Asking for Permission
If an image you want to use isn’t available for licensing, you can always reach out to the creator for permission. Make sure to get documented authorization, that way it won’t keep you up at night.
You can usually send a letter or email with your request and save the response. If you need a more formal document, you can search the internet for a Permission to Reproduce Images form.
It can be challenging to track down the original creator of an image, but you can always use Google Lens to find the first post and reach out to the person behind the curtain. Using Google Lens is even easier on Chrome. You simply right-click on the photo and select “Search Images with Google Lens.”

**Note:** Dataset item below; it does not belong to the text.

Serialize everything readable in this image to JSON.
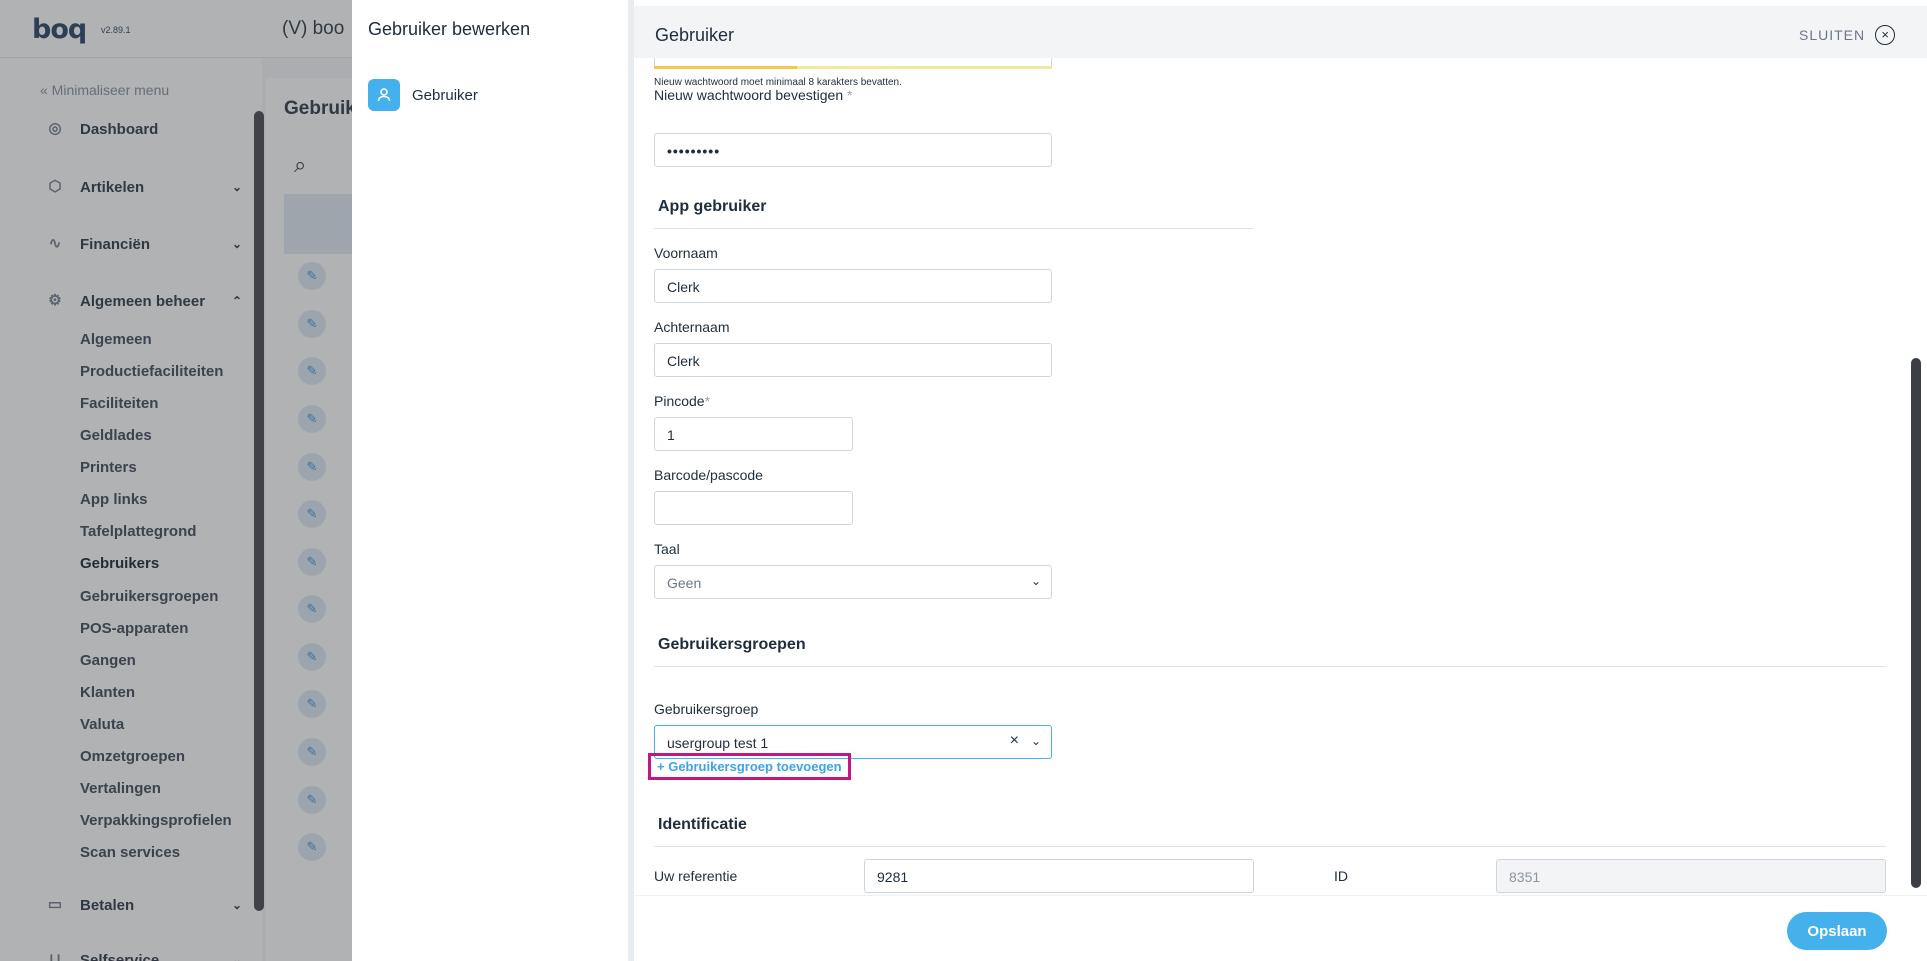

What the Heck is Fair Use?
Fair use is a complex concept, but it can offer more images for you to use. It’s important to know that commercial uses are less likely to qualify as fair use. Even if a work is transformative, fair use doesn’t automatically apply to your business. Anything used for profit falls under special rules and is evaluated on a case-by-case basis.
To determine if an image generally qualifies as fair use, run it through this handy-dandy list of qualifications:
- Is the use transformative? – The content you produce with the image must add new expression or meaning to the original. Posting the same image as the original does not count as fair use.
- What is the nature of the copyrighted work? – An image is more likely to qualify under fair use protections if it’s factual or general knowledge. For example, if you create a custom graphic that utilizes public knowledge, you won’t have to worry about violating copyright law.
- Will it impact the original piece? – If your use of an image harms the original owner’s ability to profit from the piece, then your image is less likely to qualify for fair use protections.
Consider these points before using an image. Fair use is tricky for the average businessowner to navigate, so it’s best either to obtain a license or written permission from the creator.